Many of our relatives said we were insane to rent that long. “A house is an asset!” said they. “You’re just pouring your money down the drain!” It did seem they were right for awhile, especially when many of our cousins bought homes. The half-plex we rented looked awfully small with its pocket-handkerchief-sized garden and corner location. However, it was all worth the wait. The house we bought, just four years ago, sold for $200,000 more than we paid for it… so perhaps we were not so ‘crazy’ after all. Our new mortgage payment is now $150 less per month than we were paying for rent, and the garden… it’s simply enormous. The children are free to run and play without my having to worry about their safety.

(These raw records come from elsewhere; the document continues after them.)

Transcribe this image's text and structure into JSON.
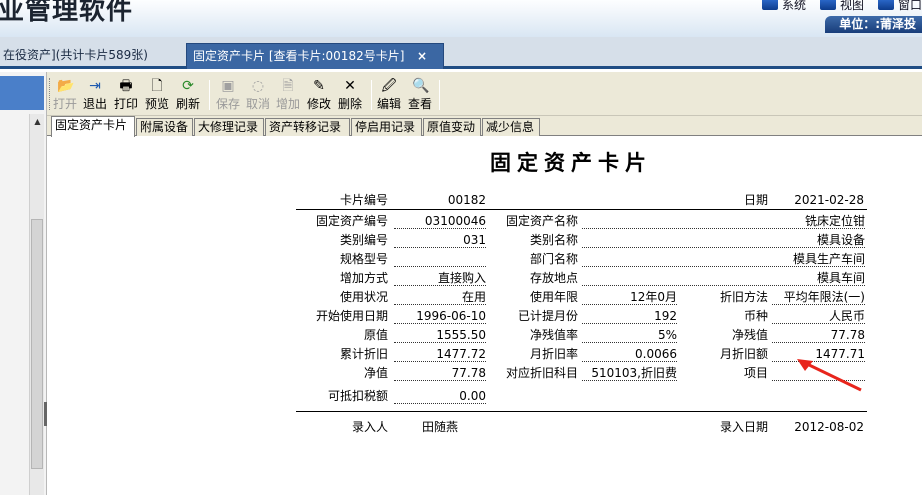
{
  "app": {
    "title": "业管理软件"
  },
  "top_menu": [
    {
      "label": "系统",
      "icon": "system-icon"
    },
    {
      "label": "视图",
      "icon": "view-icon"
    },
    {
      "label": "窗口",
      "icon": "window-icon"
    }
  ],
  "unit_label": "单位：:莆泽投",
  "open_tabs": [
    {
      "label": "在役资产](共计卡片589张)"
    },
    {
      "label": "固定资产卡片 [查看卡片:00182号卡片]",
      "close": "×"
    }
  ],
  "toolbar": [
    {
      "label": "打开",
      "icon": "open-folder-icon",
      "enabled": false
    },
    {
      "label": "退出",
      "icon": "exit-icon",
      "enabled": true
    },
    {
      "label": "打印",
      "icon": "print-icon",
      "enabled": true
    },
    {
      "label": "预览",
      "icon": "preview-icon",
      "enabled": true
    },
    {
      "label": "刷新",
      "icon": "refresh-icon",
      "enabled": true
    },
    {
      "label": "保存",
      "icon": "save-icon",
      "enabled": false
    },
    {
      "label": "取消",
      "icon": "cancel-icon",
      "enabled": false
    },
    {
      "label": "增加",
      "icon": "add-icon",
      "enabled": false
    },
    {
      "label": "修改",
      "icon": "edit-icon",
      "enabled": true
    },
    {
      "label": "删除",
      "icon": "delete-icon",
      "enabled": true
    },
    {
      "label": "编辑",
      "icon": "editor-icon",
      "enabled": true
    },
    {
      "label": "查看",
      "icon": "view-icon",
      "enabled": true
    }
  ],
  "sub_tabs": [
    "固定资产卡片",
    "附属设备",
    "大修理记录",
    "资产转移记录",
    "停启用记录",
    "原值变动",
    "减少信息"
  ],
  "card": {
    "title": "固定资产卡片",
    "card_no_label": "卡片编号",
    "card_no": "00182",
    "date_label": "日期",
    "date": "2021-02-28",
    "asset_code_label": "固定资产编号",
    "asset_code": "03100046",
    "asset_name_label": "固定资产名称",
    "asset_name": "铣床定位钳",
    "category_code_label": "类别编号",
    "category_code": "031",
    "category_name_label": "类别名称",
    "category_name": "模具设备",
    "spec_label": "规格型号",
    "spec": "",
    "department_label": "部门名称",
    "department": "模具生产车间",
    "add_method_label": "增加方式",
    "add_method": "直接购入",
    "location_label": "存放地点",
    "location": "模具车间",
    "status_label": "使用状况",
    "status": "在用",
    "life_label": "使用年限",
    "life": "12年0月",
    "depr_method_label": "折旧方法",
    "depr_method": "平均年限法(一)",
    "start_date_label": "开始使用日期",
    "start_date": "1996-06-10",
    "months_label": "已计提月份",
    "months": "192",
    "currency_label": "币种",
    "currency": "人民币",
    "original_label": "原值",
    "original": "1555.50",
    "salvage_rate_label": "净残值率",
    "salvage_rate": "5%",
    "salvage_label": "净残值",
    "salvage": "77.78",
    "accum_label": "累计折旧",
    "accum": "1477.72",
    "monthly_rate_label": "月折旧率",
    "monthly_rate": "0.0066",
    "monthly_amt_label": "月折旧额",
    "monthly_amt": "1477.71",
    "net_label": "净值",
    "net": "77.78",
    "account_label": "对应折旧科目",
    "account": "510103,折旧费",
    "project_label": "项目",
    "project": "",
    "tax_label": "可抵扣税额",
    "tax": "0.00",
    "entered_by_label": "录入人",
    "entered_by": "田随燕",
    "entered_date_label": "录入日期",
    "entered_date": "2012-08-02"
  },
  "annotation_color": "#e8251c"
}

As I walk around the home putting things away, the very air seems surreal. Keeping busy seems to help bring closer reality, combining bliss with blisters. Just completed is the pleasantly arduous task of planting the vegetable garden: Brandywine tomatoes, snow peas, basil, onions, garlic, loose-leaf lettuces, spinach, radishes, carrots, cantaloupes and butternut squash. Once matured, they should help out on the grocery bill for our family of six. The only downside to our haven seems to be the increased amount of cleaning time required, seriously cutting into writing time (indeed I have been falling into bed exhausted, able to merely scribble a few lines on a notepad by my bed) but this somehow does not dampen the overall bonhomie.
The culmination of all the work (unpacking, digging, planting, sweeping, painting, vacuuming, organizing, pruning and family meetings) seems to be a very thorough confirmation of Longfellow’s assertion from auld times past:
“All things come round to him who will but wait.”
May your waiting be invariably worth the blisters and blessed with fruit.